The content of at least one of Sc, Hf, and W is preferably 0.005 mass% or more (in the case of two or more, in total). The content of at least one of Sc, Hf, and W is more preferably 0.01 mass% or more (in the case of two or more kinds in total). When the addition amount exceeds 0.15 mass%, the hardness is good but the workability is lowered.

The heat-resistant Ir alloy of the present invention has a Vickers hardness of 600 HV or more.

Since each of the above alloys is a single-phase solid solution that does not have a second phase, it has good malleability and can be plastically worked into various shapes and dimensions by known warm working or hot working. Machining and welding are also easy.

Examples of the present invention will be described. First, each raw material powder (Ir powder, Rh powder, Ta powder, Sc powder, Hf powder, W powder) was mixed at a predetermined ratio to prepare a mixed powder. Then, the obtained mixed powder was molded using a uniaxial pressure molding machine to obtain a green compact. The obtained green compact was dissolved by an arc dissolution method to prepare an ingot.

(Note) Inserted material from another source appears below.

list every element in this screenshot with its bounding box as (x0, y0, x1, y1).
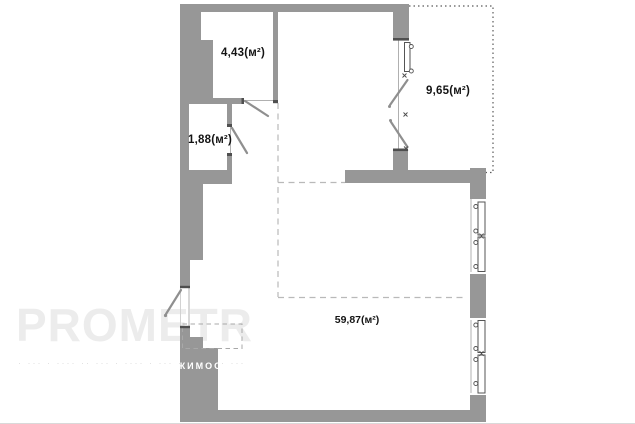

Next, the produced ingot was hot forged at 1500 ° C. or higher to obtain a square bar having a width of 15 mm. This square bar was hot-grooved and die-drawn to obtain a wire rod with a diameter of 0.5 mm.

The hardness was measured by measuring the vertical cross section of the wire cut to a predetermined length with a Micro Vickers hardness tester under the condition of a load of 200 gf and a holding time of 10 seconds.

The workability was evaluated in the above processing process from the ingot to the wire drawing. Those in which a wire rod of φ0.5 was obtained were marked with ◯, and those in which a wire rod of φ0.5 was not obtained were marked with x.

The composition of the alloys of Examples and Comparative Examples and the test results are shown in Table 1.

In Examples 1 to 14, IrRhTa is added with any one of Sc, Hf, and W. In each case, the hardness is increased as compared with Comparative Examples 3 to 7 to which Sc, Hf, and W are not added. On the other hand, in Comparative Examples 1 and 2 in which 0.2 mass% of Sc and Hf were added, the hardness was increased, but the workability was significantly deteriorated. Further, in Example 15, Sc, Hf, and W were added in an amount of 0.05 mass% each to IrRhTa, and the hardness was increased as compared with Comparative Example 4.

It was confirmed that the alloys of the examples had a hardness of 610 to 724 HV and a workability of 〇, had both high hardness and good workability, and had excellent properties as a heat-resistant Ir alloy.

Claims (1)

Rh 5-30 mass%,
Ta is 0.5-5 mass%,
It contains 0.003 to 0.15 mass% of at least one of Sc, Hf, and W, and contains 0.003 to 0.15 mass%.
A heat-resistant Ir alloy characterized in that the balance is Ir.